[Updated 4 December, 2009: 8 Tips for Managing LinkedIn Groups via Mashable.]
[Updated 24 October, 2009: The school mentioned below opened up their alumni Group commenting as planned, and participation is steady.]
This is another of the increasingly common posts around the general theme of "We no longer control the conversation." If you're tired of hearing that, you might want to move on...I found out recently that the alumni staff at a prominent U.S. university had disabled the Discussions tab in their official alumni group on LinkedIn. I exchanged e-mail with one of the school's alumni staff members about a different topic and took the opportunity to ask about this apparent oversight.
"Why did you turn off the alumni discussions?" To me, Discussions are the sole useful feature of most LinkedIn Groups. [Sample view shown above. Click to enlarge.]
She explained that when the service launched, the subject line on the daily digests sent to Group members indicated that the email was "from" the alumni association.
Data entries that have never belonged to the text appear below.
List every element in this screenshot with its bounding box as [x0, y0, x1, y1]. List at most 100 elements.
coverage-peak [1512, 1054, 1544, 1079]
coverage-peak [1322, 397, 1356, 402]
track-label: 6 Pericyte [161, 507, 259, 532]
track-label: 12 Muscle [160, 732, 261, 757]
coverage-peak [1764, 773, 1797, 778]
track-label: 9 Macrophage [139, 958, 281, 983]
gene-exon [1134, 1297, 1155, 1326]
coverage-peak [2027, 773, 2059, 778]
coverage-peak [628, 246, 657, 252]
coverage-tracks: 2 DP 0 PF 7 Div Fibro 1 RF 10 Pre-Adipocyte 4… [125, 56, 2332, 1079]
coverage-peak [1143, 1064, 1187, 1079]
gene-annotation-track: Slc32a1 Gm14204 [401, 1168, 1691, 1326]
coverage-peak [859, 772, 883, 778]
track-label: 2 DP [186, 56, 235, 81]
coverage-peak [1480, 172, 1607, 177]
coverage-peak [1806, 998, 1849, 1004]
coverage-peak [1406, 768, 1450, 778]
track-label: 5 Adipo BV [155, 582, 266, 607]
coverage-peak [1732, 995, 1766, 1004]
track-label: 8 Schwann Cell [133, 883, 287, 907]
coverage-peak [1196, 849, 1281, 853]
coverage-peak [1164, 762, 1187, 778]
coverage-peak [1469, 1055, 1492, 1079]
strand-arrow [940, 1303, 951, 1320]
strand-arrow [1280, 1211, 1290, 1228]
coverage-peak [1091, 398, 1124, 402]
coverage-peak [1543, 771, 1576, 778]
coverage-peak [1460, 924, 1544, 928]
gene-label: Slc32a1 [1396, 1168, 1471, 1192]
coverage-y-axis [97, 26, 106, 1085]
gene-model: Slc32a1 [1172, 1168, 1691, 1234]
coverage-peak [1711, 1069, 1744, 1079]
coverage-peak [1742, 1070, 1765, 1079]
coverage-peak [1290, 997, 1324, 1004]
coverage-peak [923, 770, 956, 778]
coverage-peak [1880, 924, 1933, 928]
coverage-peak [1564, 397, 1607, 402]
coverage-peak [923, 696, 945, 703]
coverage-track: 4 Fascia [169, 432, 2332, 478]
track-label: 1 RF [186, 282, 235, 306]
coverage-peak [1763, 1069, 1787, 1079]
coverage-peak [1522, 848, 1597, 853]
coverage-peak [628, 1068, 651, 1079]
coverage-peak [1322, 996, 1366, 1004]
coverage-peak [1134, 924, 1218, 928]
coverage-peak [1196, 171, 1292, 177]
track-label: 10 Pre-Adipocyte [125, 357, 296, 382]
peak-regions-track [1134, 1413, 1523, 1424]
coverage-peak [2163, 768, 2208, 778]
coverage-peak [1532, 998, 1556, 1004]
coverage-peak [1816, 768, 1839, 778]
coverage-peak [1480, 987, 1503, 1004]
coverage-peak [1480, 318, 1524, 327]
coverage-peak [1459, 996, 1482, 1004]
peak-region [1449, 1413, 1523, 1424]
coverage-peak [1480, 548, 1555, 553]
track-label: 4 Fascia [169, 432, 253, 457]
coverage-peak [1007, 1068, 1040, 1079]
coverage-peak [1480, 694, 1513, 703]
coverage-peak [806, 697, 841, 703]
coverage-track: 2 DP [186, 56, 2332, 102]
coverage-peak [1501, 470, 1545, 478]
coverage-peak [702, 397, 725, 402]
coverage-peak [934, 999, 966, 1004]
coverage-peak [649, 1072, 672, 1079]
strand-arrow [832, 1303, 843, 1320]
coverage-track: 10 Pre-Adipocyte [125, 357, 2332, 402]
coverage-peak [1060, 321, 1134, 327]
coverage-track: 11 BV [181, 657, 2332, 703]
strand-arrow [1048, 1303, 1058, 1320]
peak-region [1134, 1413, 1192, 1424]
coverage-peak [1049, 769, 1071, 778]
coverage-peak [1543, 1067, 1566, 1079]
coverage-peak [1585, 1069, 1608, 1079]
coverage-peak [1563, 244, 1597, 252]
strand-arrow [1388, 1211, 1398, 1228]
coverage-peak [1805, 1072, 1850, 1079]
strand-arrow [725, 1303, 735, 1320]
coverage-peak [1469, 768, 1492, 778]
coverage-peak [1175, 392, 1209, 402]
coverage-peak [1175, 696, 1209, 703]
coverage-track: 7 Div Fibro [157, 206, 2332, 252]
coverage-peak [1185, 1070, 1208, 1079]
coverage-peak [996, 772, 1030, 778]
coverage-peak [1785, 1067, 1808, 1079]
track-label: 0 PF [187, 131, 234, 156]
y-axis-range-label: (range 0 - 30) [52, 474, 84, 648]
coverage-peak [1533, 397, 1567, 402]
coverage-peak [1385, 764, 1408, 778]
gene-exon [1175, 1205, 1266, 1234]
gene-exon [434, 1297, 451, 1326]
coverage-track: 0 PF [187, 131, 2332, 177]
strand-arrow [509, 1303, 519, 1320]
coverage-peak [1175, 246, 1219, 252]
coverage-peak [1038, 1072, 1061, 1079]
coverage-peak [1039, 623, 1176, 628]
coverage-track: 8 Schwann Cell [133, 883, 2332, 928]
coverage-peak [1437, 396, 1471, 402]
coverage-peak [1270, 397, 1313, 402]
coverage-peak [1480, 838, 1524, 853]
The VP was concerned (if I understood her explanation correctly) that alumni might think that comments posted by other alumni had actually come from the school, and that they represented some official institutional position, or that the alumni association endorsed the comments.
This concern is misguided for a few reasons, but here are five that came to mind immediately:
1) It places the Alumni Association's narrow interest above the alumni body's broad interest;
2) It doesn't give the alumni credit for understanding how these forums work, and indicates that the parent organization might not understand how they work;
3) It suggests that we can control conversations online (we can participate in discussions and sometimes even influence them, but we cannot control them);
4) It deprives alumni of one thing associations can uniquely provide via LinkedIn: a structured alumni-only forum for personal and professional interaction around topics of mutual interest – topics that matter to alumni (unlike most of the stuff we send out en masse);
5) The school mentioned above has alumni-created regional Groups on LinkedIn with the Discussion tab active, so the train has, as they say, left the station. Alumni can't tell (and don't care) whether the Group was created by alumni or the alumni office.
There are also active Yahoo! Groups for alumni of the same school, where discussion is the sole purpose and function of the service. Again, these are created and run by alumni, so there's a complete mismatch between the school's traditional, top-down control model and the organic bottom-up inclusive model used by the alumni the school wants to serve.
Bottom line, to me this is a good reminder to keep asking "How can we help alumni solve their problems and how can we serve their needs?"
Does your school have an official LinkedIn Group? Do you have Discussions disabled? If so, why?